ERα Is the Mediator for EDC Regulation of Gene Expression A, MCF-7 cells were pretreated with 1 μm ICI182780 for 2 h and then treated with 10 nm E2 or 10 nm E2 equivalent EDC for 4 h. B, MCF-7 cells were transfected with control GL3 siRNA or ERα siRNA for 48 h and then treated with 10 nm E2 or 10 nm E2 equivalent EDC for 4 h. Western blot inset in panel B right shows the extent of ER knockdown with siRNA to be about 80%. C, MCF-7 cells were cotreated with 10 nm G1 (GPR30 agonist ligand) during 10 nm E2 or 10 nm E2 equivalent EDC treatment.
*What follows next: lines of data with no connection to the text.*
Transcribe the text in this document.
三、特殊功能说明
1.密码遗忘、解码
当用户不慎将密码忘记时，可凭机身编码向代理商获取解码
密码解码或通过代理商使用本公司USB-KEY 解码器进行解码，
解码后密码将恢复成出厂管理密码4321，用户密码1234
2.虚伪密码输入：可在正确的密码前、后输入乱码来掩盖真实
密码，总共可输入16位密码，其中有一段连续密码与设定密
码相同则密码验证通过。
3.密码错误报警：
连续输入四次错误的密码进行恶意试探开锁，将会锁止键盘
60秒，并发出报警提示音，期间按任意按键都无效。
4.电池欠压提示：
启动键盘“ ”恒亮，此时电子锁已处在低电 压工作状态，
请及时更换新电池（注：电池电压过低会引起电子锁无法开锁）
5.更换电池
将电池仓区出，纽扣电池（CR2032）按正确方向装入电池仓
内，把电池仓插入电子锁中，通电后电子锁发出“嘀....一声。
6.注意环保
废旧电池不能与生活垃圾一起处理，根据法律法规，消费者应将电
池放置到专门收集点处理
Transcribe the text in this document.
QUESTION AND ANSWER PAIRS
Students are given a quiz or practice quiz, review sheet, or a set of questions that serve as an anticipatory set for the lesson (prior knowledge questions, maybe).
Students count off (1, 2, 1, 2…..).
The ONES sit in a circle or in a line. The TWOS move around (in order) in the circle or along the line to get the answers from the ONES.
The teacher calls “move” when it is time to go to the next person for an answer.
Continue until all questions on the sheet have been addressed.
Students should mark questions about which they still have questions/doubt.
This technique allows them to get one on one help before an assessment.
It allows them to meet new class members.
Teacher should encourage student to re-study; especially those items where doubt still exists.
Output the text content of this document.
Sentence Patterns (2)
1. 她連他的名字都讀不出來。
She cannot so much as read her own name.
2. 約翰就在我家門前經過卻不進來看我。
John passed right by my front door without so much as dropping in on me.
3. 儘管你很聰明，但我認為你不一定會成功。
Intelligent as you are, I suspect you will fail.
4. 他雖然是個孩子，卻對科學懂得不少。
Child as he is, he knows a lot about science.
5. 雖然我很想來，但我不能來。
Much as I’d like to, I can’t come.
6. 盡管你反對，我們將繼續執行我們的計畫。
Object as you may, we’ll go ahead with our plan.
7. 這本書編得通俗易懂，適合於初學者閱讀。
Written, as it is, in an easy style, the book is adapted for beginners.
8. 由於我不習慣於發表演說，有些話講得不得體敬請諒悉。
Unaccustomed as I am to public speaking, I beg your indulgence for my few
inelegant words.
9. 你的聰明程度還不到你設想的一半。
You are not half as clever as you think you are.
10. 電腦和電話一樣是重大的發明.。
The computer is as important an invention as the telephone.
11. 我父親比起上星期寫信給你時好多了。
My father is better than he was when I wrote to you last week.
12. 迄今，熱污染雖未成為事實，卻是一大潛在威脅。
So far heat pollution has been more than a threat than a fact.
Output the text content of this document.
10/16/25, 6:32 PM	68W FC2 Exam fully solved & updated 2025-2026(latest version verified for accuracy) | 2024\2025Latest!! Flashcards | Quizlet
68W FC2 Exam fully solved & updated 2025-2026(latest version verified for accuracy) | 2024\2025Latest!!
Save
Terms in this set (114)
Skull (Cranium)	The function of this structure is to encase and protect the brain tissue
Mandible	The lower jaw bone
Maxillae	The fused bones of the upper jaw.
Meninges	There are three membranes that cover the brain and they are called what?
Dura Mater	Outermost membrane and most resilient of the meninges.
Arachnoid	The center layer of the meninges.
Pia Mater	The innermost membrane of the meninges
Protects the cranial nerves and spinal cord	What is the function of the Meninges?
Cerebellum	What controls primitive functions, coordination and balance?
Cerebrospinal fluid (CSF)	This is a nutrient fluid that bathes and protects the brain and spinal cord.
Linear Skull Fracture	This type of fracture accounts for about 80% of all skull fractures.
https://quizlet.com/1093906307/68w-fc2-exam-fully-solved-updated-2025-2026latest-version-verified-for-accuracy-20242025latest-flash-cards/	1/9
D, MCF-7 cells were treated with the indicated concentrations of G1 ligand for 4 h. Total RNA was isolated, reverse transcribed, and analyzed by Q-PCR. Values are the mean ± sd of at least three independent experiments. Ctrl, Control; siERα, small interfering siERα; siGL3, control siRNA.

Figure 5

Inhibitors of c-Src Kinase or MEK Dampen E2- and EDC-Induced Gene Regulation MCF-7 cells were pretreated with 1 μm PP2 or 50 μm PD98059 for 2 h and then treated with control vehicle, 10 nm E2, empty dendrimer, or 10 nm E2 equivalent EDC for 4 h. Total RNA was isolated and reverse transcribed. Q-PCR was performed. ***, P < 0.001; or **, P < 0.01; or *, P < 0.05, significantly up-regulated by E2 or EDC over control. #, P < 0.05; or ##, P < 0.01; significantly different from no inhibitor control. Values are the mean ± sd of three or more independent experiments. Veh, Vehicle.

Figure 6

EDC Is Ineffective in Recruiting ERα to ER Binding Sites of Estrogen Target Genes whereas E2 Elicits a Robust ERα Recruitment A, Schematic showing the location of ERα binding sites for selected genes. B, MCF-7 cells were treated with 10 nm E2 or 10 nm E2 equivalent EDC for 45 min, 2 h, and 3 h. ERα/DNA complexes were immunoprecipitated using specific ERα antibody or rabbit IgG as a negative control. Immunoprecipitated DNA levels were measured by Q-PCR, and percent input was calculated. Values are the mean ± sd of three independent experiments. 3′-UTR, 3′-untranslated region, MOPET, maximum overlap paired end tag.